Ada banyak cerita Malin Kundang
(MK). Masing-masing cerita itu tumbuh dan berkembang. Bermula dari cerita
rakyat yang berkembang dari mulut-telinga-mulut, kemudian dibukukan.
Selanjutnya muncul MK dalam bentuk kreatifitas lain seperti puisi, cerpen,
film, sinetron, dan esai. Semua cerita itu tetap saja tentang kedurhakaan, akan
tetapi tidak saja durhaka antara anak dan ibu, namun juga kedurhakaan ibu
kepada anak, dan pengarang kepada pembaca. Malin
Kundang susunan Syamsuddin Udin (bertolak dari dendang rebab), Malin Kundang, Ibunya Durhaka cerpen A.
A. Navis; Malinkundang, Malinkundangkah Engkau? Puisi Hamid
Jabbar; Malin Kundang naskah drama
Wisrann Hadi; Potret Seorang Penyair Muda
Sebagai Si Malin Kundang karya Goenawan Mohammad; Liem Khoon Doang karya Wisran Hadi; Malin Kundang Menantang Mitosnya karya Umar Junus; Malin Kundang Millenium karya Alwi
Karmena; Malin Kundang sinetron SCTV;
dan Malin Kundang 2000 karya Budiar
Putra.
Apa dan mengapa
Malin Kundang hadir dalam kehidupan dan kebudayaan kita. Kita bisa lihat dari
sisi apa saja, tanggung jawab, kewajiban, adat, agama, politik dan keadaan.

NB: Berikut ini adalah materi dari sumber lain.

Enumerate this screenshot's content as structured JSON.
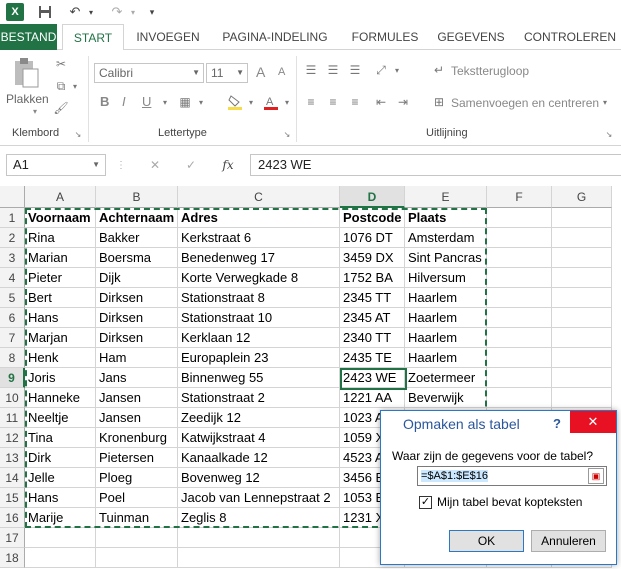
{
  "app": {
    "logo_text": "X",
    "undo_icon": "undo-icon",
    "redo_icon": "redo-icon"
  },
  "tabs": [
    {
      "label": "BESTAND",
      "state": "file"
    },
    {
      "label": "START",
      "state": "active"
    },
    {
      "label": "INVOEGEN",
      "state": ""
    },
    {
      "label": "PAGINA-INDELING",
      "state": ""
    },
    {
      "label": "FORMULES",
      "state": ""
    },
    {
      "label": "GEGEVENS",
      "state": ""
    },
    {
      "label": "CONTROLEREN",
      "state": ""
    }
  ],
  "ribbon": {
    "paste_label": "Plakken",
    "clipboard_label": "Klembord",
    "font_name": "Calibri",
    "font_size": "11",
    "grow_font": "A",
    "shrink_font": "A",
    "bold": "B",
    "italic": "I",
    "underline": "U",
    "font_group_label": "Lettertype",
    "wrap_text": "Tekstterugloop",
    "merge_center": "Samenvoegen en centreren",
    "alignment_label": "Uitlijning"
  },
  "formula_bar": {
    "name_box": "A1",
    "fx_label": "fx",
    "cancel_icon": "✕",
    "confirm_icon": "✓",
    "content": "2423 WE"
  },
  "sheet": {
    "columns": [
      "A",
      "B",
      "C",
      "D",
      "E",
      "F",
      "G"
    ],
    "selected_column": "D",
    "selected_row": 9,
    "row_numbers": [
      "1",
      "2",
      "3",
      "4",
      "5",
      "6",
      "7",
      "8",
      "9",
      "10",
      "11",
      "12",
      "13",
      "14",
      "15",
      "16",
      "17",
      "18"
    ],
    "rows": [
      [
        "Voornaam",
        "Achternaam",
        "Adres",
        "Postcode",
        "Plaats"
      ],
      [
        "Rina",
        "Bakker",
        "Kerkstraat 6",
        "1076 DT",
        "Amsterdam"
      ],
      [
        "Marian",
        "Boersma",
        "Benedenweg 17",
        "3459 DX",
        "Sint Pancras"
      ],
      [
        "Pieter",
        "Dijk",
        "Korte Verwegkade 8",
        "1752 BA",
        "Hilversum"
      ],
      [
        "Bert",
        "Dirksen",
        "Stationstraat 8",
        "2345 TT",
        "Haarlem"
      ],
      [
        "Hans",
        "Dirksen",
        "Stationstraat 10",
        "2345 AT",
        "Haarlem"
      ],
      [
        "Marjan",
        "Dirksen",
        "Kerklaan 12",
        "2340 TT",
        "Haarlem"
      ],
      [
        "Henk",
        "Ham",
        "Europaplein 23",
        "2435 TE",
        "Haarlem"
      ],
      [
        "Joris",
        "Jans",
        "Binnenweg 55",
        "2423 WE",
        "Zoetermeer"
      ],
      [
        "Hanneke",
        "Jansen",
        "Stationstraat 2",
        "1221 AA",
        "Beverwijk"
      ],
      [
        "Neeltje",
        "Jansen",
        "Zeedijk 12",
        "1023 A",
        ""
      ],
      [
        "Tina",
        "Kronenburg",
        "Katwijkstraat 4",
        "1059 X",
        ""
      ],
      [
        "Dirk",
        "Pietersen",
        "Kanaalkade 12",
        "4523 A",
        ""
      ],
      [
        "Jelle",
        "Ploeg",
        "Bovenweg 12",
        "3456 B",
        ""
      ],
      [
        "Hans",
        "Poel",
        "Jacob van Lennepstraat 2",
        "1053 B",
        ""
      ],
      [
        "Marije",
        "Tuinman",
        "Zeglis 8",
        "1231 X",
        ""
      ],
      [
        "",
        "",
        "",
        "",
        ""
      ],
      [
        "",
        "",
        "",
        "",
        ""
      ]
    ]
  },
  "dialog": {
    "title": "Opmaken als tabel",
    "help": "?",
    "close": "✕",
    "prompt": "Waar zijn de gegevens voor de tabel?",
    "range": "=$A$1:$E$16",
    "checkbox_checked": true,
    "checkbox_mark": "✓",
    "checkbox_label": "Mijn tabel bevat kopteksten",
    "ok": "OK",
    "cancel": "Annuleren"
  }
}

Inilah sebuah kajian awal tentang Malin Kundang dari masa ke masa. Malin
Kundang memang anak durhaka, tetapi apakah kedurhakaan itu timbul oleh Malin
Kundang semata, bagaimana dengan keadaan, adat, agama, ekonomi, dan budaya yang
ada pada waktu Malin Kundang itu ada. Malin Kundang ada di berbagai daerah di Indonesia
(nusantara) ini. Untuk itu perlu suatu kajian sebagai penelusuran budaya dan
bentuk lainnya. Apakah ini cognitive
cultural?
Sastra adalah penjelmaan keindahan melalui medium bahasa dan
mengutarakan pesan verbal bagi khalayak pembacanya. Kesanggupan untuk menemukan
matra keindahan itu tentunya dipengaruhi oleh pengenalan bahasa dan terlebih
lagi oleh penguasaan berbahasa. Mengenal bahasa tidak dengan sendirinya berarti
menguasainya sebagai medium ekspresi yang cukup meleluasakan pilihan gaya bagi penggunanya.

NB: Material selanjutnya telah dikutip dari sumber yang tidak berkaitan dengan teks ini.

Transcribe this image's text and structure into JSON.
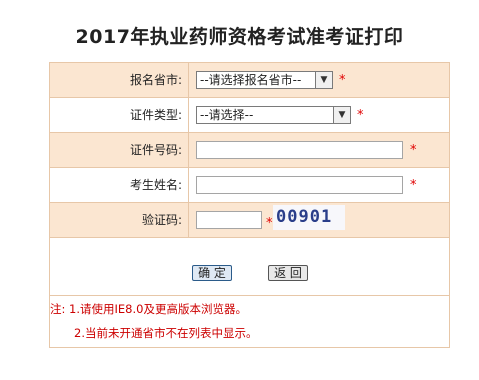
{
  "page": {
    "title": "2017年执业药师资格考试准考证打印"
  },
  "form": {
    "province": {
      "label": "报名省市:",
      "selected": "--请选择报名省市--",
      "required": "*"
    },
    "id_type": {
      "label": "证件类型:",
      "selected": "--请选择--",
      "required": "*"
    },
    "id_number": {
      "label": "证件号码:",
      "value": "",
      "required": "*"
    },
    "name": {
      "label": "考生姓名:",
      "value": "",
      "required": "*"
    },
    "captcha": {
      "label": "验证码:",
      "value": "",
      "required": "*",
      "image_text": "00901"
    }
  },
  "actions": {
    "confirm_label": "确 定",
    "back_label": "返 回"
  },
  "notes": {
    "line1": "注: 1.请使用IE8.0及更高版本浏览器。",
    "line2": "2.当前未开通省市不在列表中显示。"
  },
  "colors": {
    "row_highlight": "#fbe6d1",
    "border": "#e7c7a8",
    "required": "#e00000",
    "note_text": "#cc0000"
  }
}
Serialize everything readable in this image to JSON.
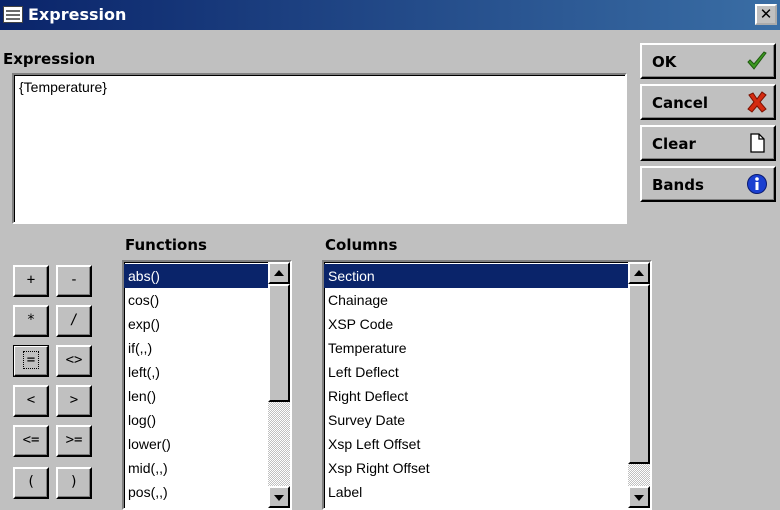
{
  "window": {
    "title": "Expression",
    "close_label": "✕"
  },
  "expression": {
    "section_label": "Expression",
    "value": "{Temperature}"
  },
  "buttons": {
    "ok": {
      "label": "OK",
      "icon": "check-icon",
      "color": "#3c9a20"
    },
    "cancel": {
      "label": "Cancel",
      "icon": "x-icon",
      "color": "#d42a10"
    },
    "clear": {
      "label": "Clear",
      "icon": "document-icon"
    },
    "bands": {
      "label": "Bands",
      "icon": "info-icon",
      "color": "#1a3fd0"
    }
  },
  "operators": [
    "+",
    "-",
    "*",
    "/",
    "=",
    "<>",
    "<",
    ">",
    "<=",
    ">=",
    "(",
    ")"
  ],
  "functions": {
    "label": "Functions",
    "selected_index": 0,
    "items": [
      "abs()",
      "cos()",
      "exp()",
      "if(,,)",
      "left(,)",
      "len()",
      "log()",
      "lower()",
      "mid(,,)",
      "pos(,,)"
    ]
  },
  "columns": {
    "label": "Columns",
    "selected_index": 0,
    "items": [
      "Section",
      "Chainage",
      "XSP Code",
      "Temperature",
      "Left Deflect",
      "Right Deflect",
      "Survey Date",
      "Xsp Left Offset",
      "Xsp Right Offset",
      "Label"
    ]
  }
}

Begitu pula cukupnya pengetahuan tentang tatabahasa dan kekayaan kosakata
semata-mata belum menjadi jaminan bagi pemahaman sastra, apalagi untuk
menangkap dan menghayati nilai estetik yang terpantul melalui verbalisasi.
Pengenalan dan penguasaan bahasa sebagai medium komunikasi memang
menjadi dasar untuk selanjutnya dikembangkan sebagai kesanggupan memahami
sastra, namun tidak pada sendirinya merupakan sehimpunan anasir yang siap untuk
menikmati karya sastra sebagai perwujudan estetika melalui medium bahasa; untuk
tujuan ini diperlukan kecanggihan yang berbentuk melalui pembekalan sepanjang
berlangsungnya proses didaktik dan otodidak.
Pendidikan sastra adalah pendidikan yang kreatif. Sastrawan adalah
penulis kreatif. Persoalannya, kenapa di masa lalu pendidikan sastra tak dapat
maju? Barangkali karena saat itu tidak begitu diperlukan orang-orang kreatif.
Ini disebabkan pola pembinaan di masa itu adalah pola militan dan komando. Bila
ada orang yang kreatif, maka sistem komando atau militan itu tidak bisa
berjalan. Kenapa sewaktu di taman kanak-kanak ada belajar seni? Ini disebabkan
sewaktu kecil anak-anak perlu kreativitas. Kita dapat menyaksikan di taman
kanak-kanak atau prasekolah itu yang pertama diajarkan adalah seni menggambar,
menyanyi, bercerita, bermain, menyusun, dan lain-lain. Akan tetapi, setelah
mulai tumbuh maka kreativitas itu mulai dikurangi dengan jalan hafalan. Sistem
pendidikan yang diperlukan cenderung upaya untuk memenuhi NEM pada Ebtanas.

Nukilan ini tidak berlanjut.